Хлопает глазами, кажется, слегка удивилась, что я уступаю с такой легкостью, потом глаза ее вдруг засияли, на губах расцвела благодарная улыбка. Закрывает меню, кладет на подставку. А тут и официантка возвращается с напитками.
— Выбрали что-нибудь? — спрашивает она, поставив перед нами стакан и чашку.
Кончик ее карандаша снова упирается в блокнот, словно и не покидал своего обычного места.
— Мне, пожалуйста… омлет «Фиеста», — говорит Кэмрин; наши глаза на секунду встречаются, и я вижу на ее лице едва заметную улыбку.
— С тостом или пресной лепешкой?
— С лепешкой.
— Мамалыгу, картофельные оладьи или помидоры?
— Картофельные оладьи.
Официантка записывает и смотрит на меня.
Секунду думаю:
— А мне, значит, салат с цыпленком, яблоками и орехом пекан.
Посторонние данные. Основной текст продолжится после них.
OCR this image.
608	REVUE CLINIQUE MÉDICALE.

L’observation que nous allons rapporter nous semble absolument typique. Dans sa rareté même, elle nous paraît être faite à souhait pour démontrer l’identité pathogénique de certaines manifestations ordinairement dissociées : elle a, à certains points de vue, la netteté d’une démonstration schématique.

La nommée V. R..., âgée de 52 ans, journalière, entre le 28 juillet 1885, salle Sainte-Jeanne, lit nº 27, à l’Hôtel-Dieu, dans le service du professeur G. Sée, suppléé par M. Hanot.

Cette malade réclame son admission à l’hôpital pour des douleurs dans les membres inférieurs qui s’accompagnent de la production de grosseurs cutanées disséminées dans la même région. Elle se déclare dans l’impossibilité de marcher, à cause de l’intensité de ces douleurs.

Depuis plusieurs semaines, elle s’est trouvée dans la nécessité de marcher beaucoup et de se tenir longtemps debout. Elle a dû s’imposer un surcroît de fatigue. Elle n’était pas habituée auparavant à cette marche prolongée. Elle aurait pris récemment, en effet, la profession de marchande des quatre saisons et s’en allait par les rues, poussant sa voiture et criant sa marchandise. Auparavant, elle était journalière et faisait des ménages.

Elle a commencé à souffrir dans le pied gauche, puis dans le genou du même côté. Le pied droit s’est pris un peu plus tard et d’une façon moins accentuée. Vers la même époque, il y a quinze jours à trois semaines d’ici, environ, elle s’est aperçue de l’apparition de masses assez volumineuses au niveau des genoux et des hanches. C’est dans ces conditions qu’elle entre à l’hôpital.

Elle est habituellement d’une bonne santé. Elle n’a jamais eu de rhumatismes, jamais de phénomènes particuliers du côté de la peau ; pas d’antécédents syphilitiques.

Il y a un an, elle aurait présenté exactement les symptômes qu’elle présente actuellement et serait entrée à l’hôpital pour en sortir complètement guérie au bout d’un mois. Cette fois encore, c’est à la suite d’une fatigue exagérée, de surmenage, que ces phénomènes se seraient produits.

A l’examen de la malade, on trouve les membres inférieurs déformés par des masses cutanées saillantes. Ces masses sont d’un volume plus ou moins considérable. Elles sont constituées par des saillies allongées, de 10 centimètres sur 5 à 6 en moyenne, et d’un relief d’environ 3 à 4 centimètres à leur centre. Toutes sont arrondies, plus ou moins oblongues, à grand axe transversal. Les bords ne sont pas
Улыбка Кэмрин моментально гаснет, она смотрит на меня с застывшим лицом. Подмигиваю и ставлю меню туда же.
— Разгрузочный день? — спрашивает официантка.
Отрывает верхнюю часть чека.
— Разгрузочная неделя, — отвечаю я.
Качая головой, она отходит.
— Какого черта? — шипит Кэмрин, разводя руками.
Не знает, улыбаться или смотреть на меня как на идиота, но, похоже, ничего не придумала и смотрит с глуповатой улыбкой.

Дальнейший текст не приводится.